Thomas Jefferson Papers

From Thomas Jefferson to Richard Claiborne, 21 February 1795

To Richard Claiborne

Monticello Feb. 21. 95.

Dr Sir

I have recieved with great pleasure your favor of Jan. 8. informing me of your return to America, and of the measures you have taken for adding useful arts and inhabitants to our country. The machines which perform the labours of man are peculiarly valuable in a country where there is more to do than men to do it. Perhaps we may not be entirely mature for all the articles of your catalogue, but we are so for most of them, and a little time will shew which of them it may be most advantageous to pursue or to abandon. I wish every possible success to them all, as well as to your college. I have myself withdrawn my attentions within the limits of my farm, absolutely tired out with public affairs, and giving place to those who have longer to live and to feel the benefits or evils which are to result from the management of them. I retain however my good wishes for the worthy characters which I have had occasion to know in my course of public life: and I beg you to accept particularly your share in them, and the sentiments of esteem with which I have the honor to be Dear Sir Your most obedt. & most humble servt

Th: Jefferson

PrC (DLC); at foot of text: “Colo. Richard Claiborne.”

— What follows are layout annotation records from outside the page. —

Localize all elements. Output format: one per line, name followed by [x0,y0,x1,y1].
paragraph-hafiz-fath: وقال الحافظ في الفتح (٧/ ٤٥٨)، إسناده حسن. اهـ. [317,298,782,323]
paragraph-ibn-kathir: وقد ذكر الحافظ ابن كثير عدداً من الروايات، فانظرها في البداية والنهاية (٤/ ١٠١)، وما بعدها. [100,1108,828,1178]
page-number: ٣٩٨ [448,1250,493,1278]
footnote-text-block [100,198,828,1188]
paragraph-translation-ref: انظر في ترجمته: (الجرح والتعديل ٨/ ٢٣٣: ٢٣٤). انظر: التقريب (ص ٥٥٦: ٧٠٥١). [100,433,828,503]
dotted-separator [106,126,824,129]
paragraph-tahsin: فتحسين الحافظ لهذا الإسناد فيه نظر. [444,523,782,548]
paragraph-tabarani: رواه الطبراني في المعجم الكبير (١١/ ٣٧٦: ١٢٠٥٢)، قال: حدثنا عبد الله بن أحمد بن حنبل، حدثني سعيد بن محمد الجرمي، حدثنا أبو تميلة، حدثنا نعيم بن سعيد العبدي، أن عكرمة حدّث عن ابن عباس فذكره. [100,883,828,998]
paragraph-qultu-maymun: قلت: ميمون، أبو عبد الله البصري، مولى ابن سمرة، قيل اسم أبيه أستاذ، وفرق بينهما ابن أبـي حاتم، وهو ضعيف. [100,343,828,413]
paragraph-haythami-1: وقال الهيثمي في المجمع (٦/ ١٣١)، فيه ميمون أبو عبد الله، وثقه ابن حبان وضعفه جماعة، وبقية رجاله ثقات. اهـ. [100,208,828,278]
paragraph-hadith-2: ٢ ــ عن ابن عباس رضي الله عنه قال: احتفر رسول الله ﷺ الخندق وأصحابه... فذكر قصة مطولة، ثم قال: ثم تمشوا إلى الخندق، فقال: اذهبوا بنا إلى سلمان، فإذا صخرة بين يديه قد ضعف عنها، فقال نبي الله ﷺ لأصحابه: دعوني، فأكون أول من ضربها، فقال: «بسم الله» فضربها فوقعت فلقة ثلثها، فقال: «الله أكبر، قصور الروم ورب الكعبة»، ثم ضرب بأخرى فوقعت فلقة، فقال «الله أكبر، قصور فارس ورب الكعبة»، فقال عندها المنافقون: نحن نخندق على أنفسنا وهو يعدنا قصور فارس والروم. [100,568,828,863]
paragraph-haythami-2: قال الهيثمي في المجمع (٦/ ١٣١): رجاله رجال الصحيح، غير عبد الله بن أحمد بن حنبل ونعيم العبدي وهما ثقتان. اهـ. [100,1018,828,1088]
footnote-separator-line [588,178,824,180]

Claiborne’s favor of Jan. 8, recorded in SJL as received from Philadelphia on 27 Jan. 1795, has not been found.

Your college: on 29 Dec. 1794 Claiborne, an amateur artist and friend of Charles Willson Peale, was elected secretary of “The Columbianum,” an association established in Philadelphia for the “protection and encouragement of the Fine Arts” in America. For committee minutes signed by Claiborne and other documents pertaining to the short-lived organization which proposed to support artists by founding an Academy of Architecture, Sculpture, and Painting within the United States, see Peale, Papers description begins Lillian B. Miller and others, eds., The Selected Papers of Charles Willson Peale and His Family, New Haven, 1983–2000, 5 vols. in 6 description ends , ii, pt. 1, 101–13. For the controversy which divided and destroyed the organization, see Charles Coleman Sellers, Charles Willson Peale, 2 vols. (Philadelphia, 1947), ii, 65–75.